# Whats your favorite comfort food?



## Hopefull (Dec 1, 2006)

My favorite comfort food is rogan gosh curry MMMMM........curry.










Whats yours?

Bailee


----------



## sebastian (Aug 11, 2004)

God, that looks delicious right now. Where's the drooling emoticon?


----------



## invisible.ink (Feb 2, 2007)

sour cream enchiladas


----------



## FeelingFake123 (Feb 5, 2007)

pizzzzzza


----------



## Rozanne (Feb 24, 2006)

Mashed potato with butter; baby food.

Although that curry does look particularly nice, yum yum.

...Scotish Fisherman's Pie.

Haggis is gorgeous too.

Have you seen Hook where all the little orphaned boys are imagining an elaborate lay of colourful food?


----------



## Guest (Feb 7, 2007)

And a couple of cold beers 

G


----------



## Rozanne (Feb 24, 2006)

(icecream around mouth what was that?


----------



## Guest (Feb 7, 2007)




----------



## Rozanne (Feb 24, 2006)

Of all the things I thought possible on this forum, I drew the line at having lunch, but it works!


----------



## enngirl5 (Aug 10, 2004)

White Chocolate Reese's Cups.

I also find myself craving Mexican food lately. Anything with sour cream.


----------



## Guest (Feb 7, 2007)




----------



## Max_Power (Oct 26, 2006)

^is that a person! aha thats awesome! I love it.
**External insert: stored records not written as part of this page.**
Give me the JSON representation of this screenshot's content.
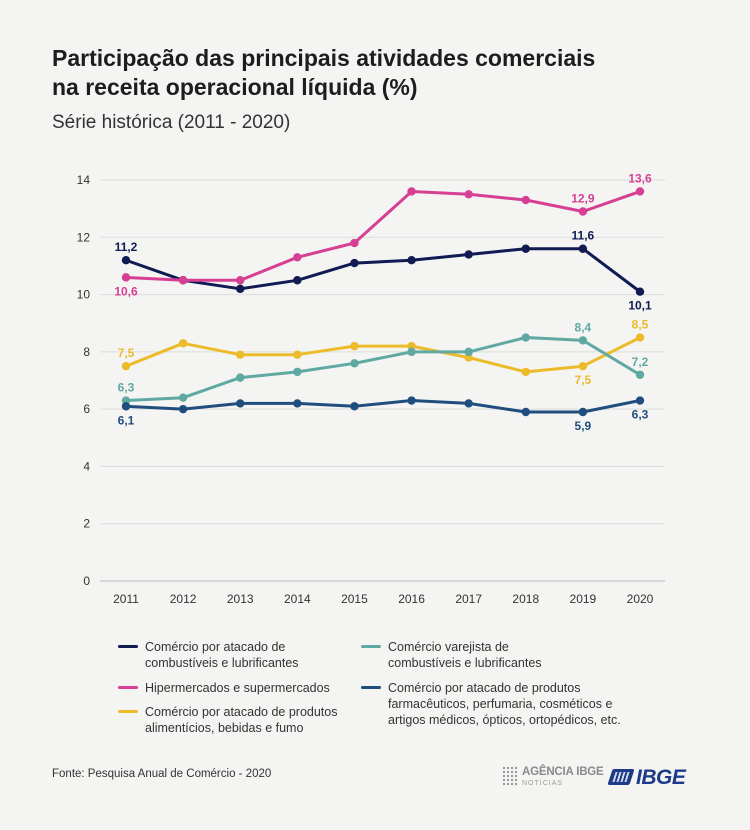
{
  "header": {
    "title_line1": "Participação das principais atividades comerciais",
    "title_line2": "na receita operacional líquida (%)",
    "subtitle": "Série histórica (2011 - 2020)"
  },
  "chart_data": {
    "type": "line",
    "x": [
      "2011",
      "2012",
      "2013",
      "2014",
      "2015",
      "2016",
      "2017",
      "2018",
      "2019",
      "2020"
    ],
    "ylim": [
      0,
      14
    ],
    "yticks": [
      0,
      2,
      4,
      6,
      8,
      10,
      12,
      14
    ],
    "grid": true,
    "legend_position": "bottom",
    "series": [
      {
        "name": "Comércio por atacado de combustíveis e lubrificantes",
        "color": "#111a52",
        "values": [
          11.2,
          10.5,
          10.2,
          10.5,
          11.1,
          11.2,
          11.4,
          11.6,
          11.6,
          10.1
        ],
        "labels": [
          {
            "i": 0,
            "text": "11,2",
            "pos": "above"
          },
          {
            "i": 8,
            "text": "11,6",
            "pos": "above"
          },
          {
            "i": 9,
            "text": "10,1",
            "pos": "below"
          }
        ]
      },
      {
        "name": "Hipermercados e supermercados",
        "color": "#d63f93",
        "values": [
          10.6,
          10.5,
          10.5,
          11.3,
          11.8,
          13.6,
          13.5,
          13.3,
          12.9,
          13.6
        ],
        "labels": [
          {
            "i": 0,
            "text": "10,6",
            "pos": "below"
          },
          {
            "i": 8,
            "text": "12,9",
            "pos": "above"
          },
          {
            "i": 9,
            "text": "13,6",
            "pos": "above"
          }
        ]
      },
      {
        "name": "Comércio por atacado de produtos alimentícios, bebidas e fumo",
        "color": "#ecbb2a",
        "values": [
          7.5,
          8.3,
          7.9,
          7.9,
          8.2,
          8.2,
          7.8,
          7.3,
          7.5,
          8.5
        ],
        "labels": [
          {
            "i": 0,
            "text": "7,5",
            "pos": "above"
          },
          {
            "i": 8,
            "text": "7,5",
            "pos": "below"
          },
          {
            "i": 9,
            "text": "8,5",
            "pos": "above"
          }
        ]
      },
      {
        "name": "Comércio varejista de combustíveis e lubrificantes",
        "color": "#5fa9a2",
        "values": [
          6.3,
          6.4,
          7.1,
          7.3,
          7.6,
          8.0,
          8.0,
          8.5,
          8.4,
          7.2
        ],
        "labels": [
          {
            "i": 0,
            "text": "6,3",
            "pos": "above"
          },
          {
            "i": 8,
            "text": "8,4",
            "pos": "above"
          },
          {
            "i": 9,
            "text": "7,2",
            "pos": "above"
          }
        ]
      },
      {
        "name": "Comércio por atacado de produtos farmacêuticos, perfumaria, cosméticos e artigos médicos, ópticos, ortopédicos, etc.",
        "color": "#1f4e7e",
        "values": [
          6.1,
          6.0,
          6.2,
          6.2,
          6.1,
          6.3,
          6.2,
          5.9,
          5.9,
          6.3
        ],
        "labels": [
          {
            "i": 0,
            "text": "6,1",
            "pos": "below"
          },
          {
            "i": 8,
            "text": "5,9",
            "pos": "below"
          },
          {
            "i": 9,
            "text": "6,3",
            "pos": "below"
          }
        ]
      }
    ]
  },
  "legend": {
    "items": [
      {
        "line1": "Comércio por atacado de",
        "line2": "combustíveis e lubrificantes",
        "color": "#111a52"
      },
      {
        "line1": "Hipermercados e supermercados",
        "line2": "",
        "color": "#d63f93"
      },
      {
        "line1": "Comércio por atacado de produtos",
        "line2": "alimentícios, bebidas e fumo",
        "color": "#ecbb2a"
      },
      {
        "line1": "Comércio varejista de",
        "line2": "combustíveis e lubrificantes",
        "color": "#5fa9a2"
      },
      {
        "line1": "Comércio por atacado de produtos",
        "line2": "farmacêuticos, perfumaria, cosméticos e",
        "line3": "artigos médicos, ópticos, ortopédicos, etc.",
        "color": "#1f4e7e"
      }
    ]
  },
  "footer": {
    "source": "Fonte: Pesquisa Anual de Comércio - 2020",
    "agencia_line1": "AGÊNCIA IBGE",
    "agencia_line2": "NOTÍCIAS",
    "ibge_logo": "IBGE"
  }
}
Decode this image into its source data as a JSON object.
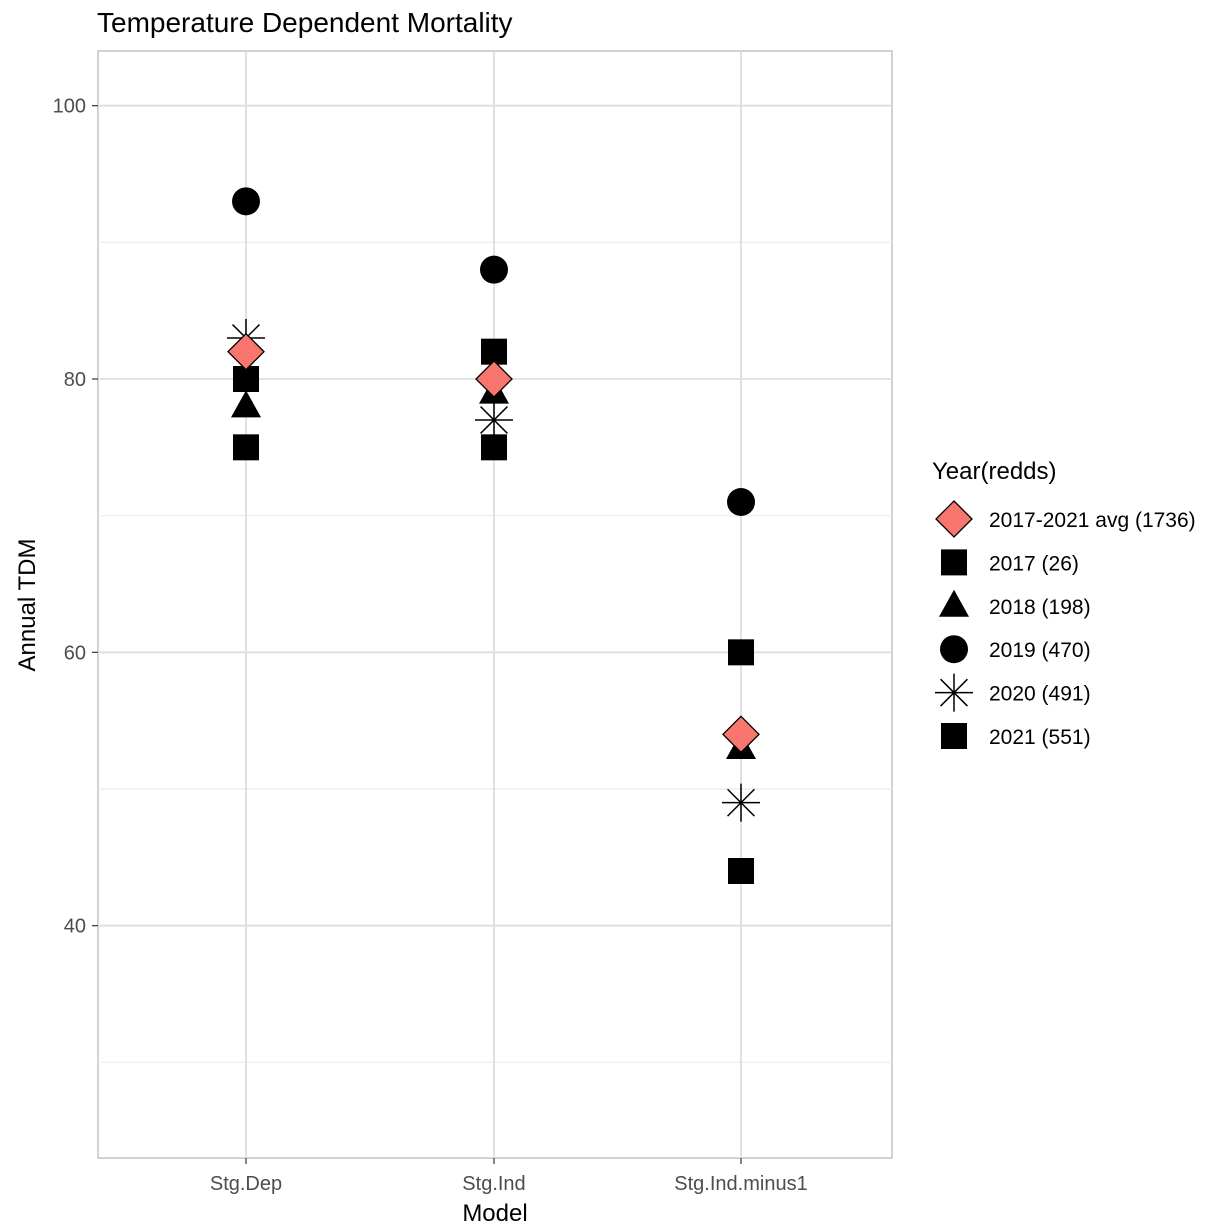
{
  "chart_data": {
    "type": "scatter",
    "title": "Temperature Dependent Mortality",
    "xlabel": "Model",
    "ylabel": "Annual TDM",
    "categories": [
      "Stg.Dep",
      "Stg.Ind",
      "Stg.Ind.minus1"
    ],
    "ylim": [
      23,
      104
    ],
    "yticks": [
      40,
      60,
      80,
      100
    ],
    "ytick_labels": [
      "40",
      "60",
      "80",
      "100"
    ],
    "grid": true,
    "legend": {
      "title": "Year(redds)",
      "position": "right"
    },
    "series": [
      {
        "name": "2017-2021 avg (1736)",
        "shape": "diamond",
        "color": "#F8766D",
        "values": [
          82,
          80,
          54
        ]
      },
      {
        "name": "2017 (26)",
        "shape": "square",
        "color": "#000000",
        "values": [
          80,
          82,
          60
        ]
      },
      {
        "name": "2018 (198)",
        "shape": "triangle",
        "color": "#000000",
        "values": [
          78,
          79,
          53
        ]
      },
      {
        "name": "2019 (470)",
        "shape": "circle",
        "color": "#000000",
        "values": [
          93,
          88,
          71
        ]
      },
      {
        "name": "2020 (491)",
        "shape": "asterisk",
        "color": "#000000",
        "values": [
          83,
          77,
          49
        ]
      },
      {
        "name": "2021 (551)",
        "shape": "square",
        "color": "#000000",
        "values": [
          75,
          75,
          44
        ]
      }
    ]
  }
}
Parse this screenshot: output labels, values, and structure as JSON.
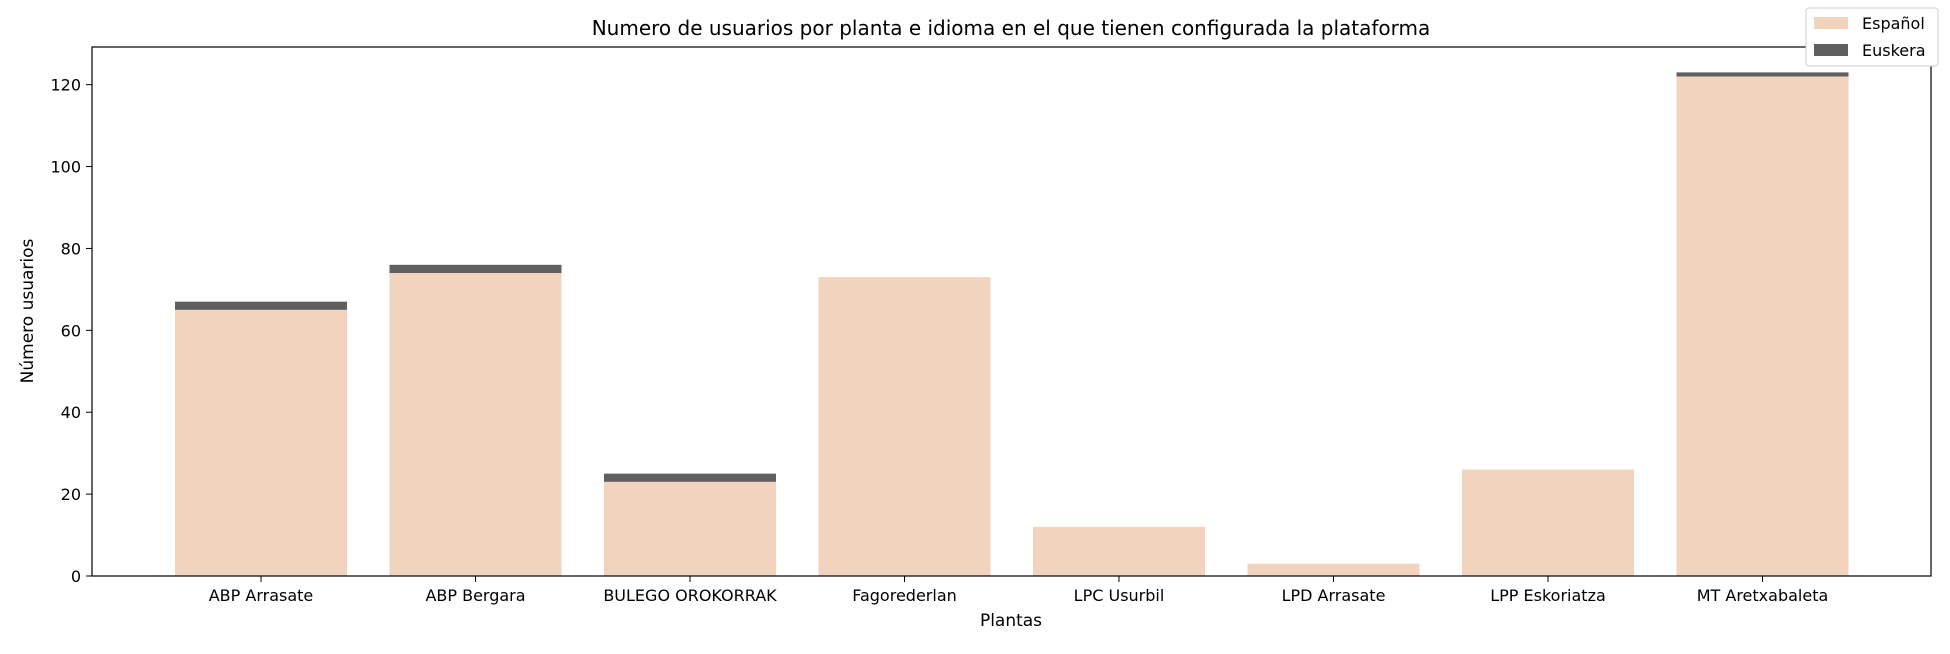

My favorite comfort food would have to be miss vickeys jalapeno chips and vex. mm mmm mm. damn! now i'm hungry and thirsty!


----------



## invisible.ink (Feb 2, 2007)

I'm hungry, too. I want Reese's.
Max, I love your signature.


----------



## Max_Power (Oct 26, 2006)

invisible.ink said:


> I'm hungry, too. I want Reese's.
> Max, I love your signature.


why thank you  and i want reese's too... i think i just might have to devise a plan to aquire some $$.... hmm


----------



## PPPP (Nov 26, 2006)

now I want to go cook. ... but I have to study instead


----------



## Rozanne (Feb 24, 2006)

Soup:


----------



## Milan (May 29, 2005)

Goulash, walnut strudel and you cant go past pasta!


----------



## Martinelv (Aug 10, 2004)

GIANT SQUID! Or something with nails and arsenic in it.

No, a KFC Bargin Bucket. 10 pieces of coronary inducing chicken, and ten packets of salt with a few chips in it. Oh, and a lava-hot corn-on-the-cob. Scrum-diddly-umptious.


----------



## Guest (Feb 8, 2007)

For Martinelv:










Hope your tooth ache gets better soon!


----------